Unleashing DERs would spark enormous innovation
It would also spark a surge of energy innovation. Right now, thanks to outdated regulatory models, utilities are often hostile toward DERs, which are increasingly able to substitute for grid infrastructure. Anything that reduces utilities’ need to invest in more infrastructure threatens their financial returns. Consequently, they often show exactly as much support for DERs as is mandated by legislators, and no more.
In the LDO model, DSOs wouldn’t make money off infrastructure investments and they wouldn’t own DERs. They would make money by providing services.
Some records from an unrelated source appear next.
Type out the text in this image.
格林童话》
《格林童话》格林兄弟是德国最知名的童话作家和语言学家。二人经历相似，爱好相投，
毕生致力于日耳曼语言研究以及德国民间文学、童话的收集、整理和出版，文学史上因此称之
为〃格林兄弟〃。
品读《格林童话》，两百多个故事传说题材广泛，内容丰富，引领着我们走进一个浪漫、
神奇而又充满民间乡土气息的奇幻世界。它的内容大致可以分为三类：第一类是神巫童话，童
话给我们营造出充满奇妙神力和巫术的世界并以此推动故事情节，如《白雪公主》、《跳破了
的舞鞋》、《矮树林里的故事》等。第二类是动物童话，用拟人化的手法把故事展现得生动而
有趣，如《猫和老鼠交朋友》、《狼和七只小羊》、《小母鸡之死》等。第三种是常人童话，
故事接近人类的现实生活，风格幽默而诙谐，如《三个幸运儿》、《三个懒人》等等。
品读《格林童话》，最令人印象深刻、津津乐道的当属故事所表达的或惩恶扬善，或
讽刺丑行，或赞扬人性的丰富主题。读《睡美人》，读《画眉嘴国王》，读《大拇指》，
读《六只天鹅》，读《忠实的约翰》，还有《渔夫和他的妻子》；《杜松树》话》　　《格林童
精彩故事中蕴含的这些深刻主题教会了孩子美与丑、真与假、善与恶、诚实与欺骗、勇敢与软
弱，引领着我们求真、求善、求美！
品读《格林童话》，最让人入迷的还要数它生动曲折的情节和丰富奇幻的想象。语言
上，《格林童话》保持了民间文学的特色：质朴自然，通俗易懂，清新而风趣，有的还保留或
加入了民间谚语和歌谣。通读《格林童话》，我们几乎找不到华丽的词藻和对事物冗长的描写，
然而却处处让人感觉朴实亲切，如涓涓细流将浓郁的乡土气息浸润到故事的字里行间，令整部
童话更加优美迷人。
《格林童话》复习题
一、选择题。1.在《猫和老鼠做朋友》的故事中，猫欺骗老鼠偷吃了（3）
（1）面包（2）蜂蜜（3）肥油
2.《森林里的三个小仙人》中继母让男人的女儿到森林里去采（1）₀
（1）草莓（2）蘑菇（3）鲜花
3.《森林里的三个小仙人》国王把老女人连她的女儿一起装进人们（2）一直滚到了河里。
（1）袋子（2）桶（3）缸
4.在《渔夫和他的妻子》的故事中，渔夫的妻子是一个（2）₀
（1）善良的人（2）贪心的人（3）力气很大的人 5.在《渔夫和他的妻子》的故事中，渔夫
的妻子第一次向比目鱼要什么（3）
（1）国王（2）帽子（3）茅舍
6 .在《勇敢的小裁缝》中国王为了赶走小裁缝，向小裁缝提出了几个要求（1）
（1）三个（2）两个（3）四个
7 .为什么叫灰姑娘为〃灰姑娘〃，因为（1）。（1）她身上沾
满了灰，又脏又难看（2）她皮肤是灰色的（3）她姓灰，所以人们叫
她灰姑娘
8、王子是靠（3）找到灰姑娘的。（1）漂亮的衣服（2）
Each DSO would run what is effectively a distribution-level market within its own LDA. DERs would bid their energy and services in, local supply and demand would be matched to the extent possible, and the DSO would submit the remainder as a single wholesale-market purchase (if there’s residual demand) or bid (if there’s residual supply) at the TD interface.
The upshot is that each DER or aggregation, each layer, would have financial incentive to optimize its own resources and maximize its own self-sufficiency — to produce as much power as possible and consume as little as possible. That would create enormous demand-side pull for DER innovation.
And remember, DER innovation isn’t like power-sector innovation of old. Fossil fuel and nuclear power plants only come in one increment: big. It takes a long time to build, iterate, and improve them, and the capital barriers to entry in that market are high.
DERs tend to be smaller and more connected to information and communication technology (ICT), things like electric cars, smart car chargers, new kinds of batteries, or just software to run all that stuff. The capital barriers are lower; the time it takes to iterate is much shorter; learning and improvements spread much faster.
The mammals are coming for the dinosaurs.
With a new grid architecture, DERs can turn the focus to local resilience and rapid decarbonization
In 2015, Kristov published a speculative piece in Public Utilities Fortnightly called “The Future History of Tomorrow’s Energy Network.” It is written as a look back from 2050 at the energy system that developed since 2015, describing its evolution into the LDO model.
What came between 2020 and 2030, he writes, was “the realization that DERs would dominate the future rather than simply lurk at the margin.”
That is the key question facing the electricity sector: whether DERs are at the front end of a massive and sustained expansion. If they are — and all signs point to go — then it’s worth thinking ahead about the kind of electricity system that can manage and maximize them.
That’s what the LDO architecture is meant to do: manage complexity, speed decarbonization, and enhance local resilience. It moves responsibility for DERs into the hands of those closest to them and builds the grid from the bottom up, making every community a partner in the great fight against climate change.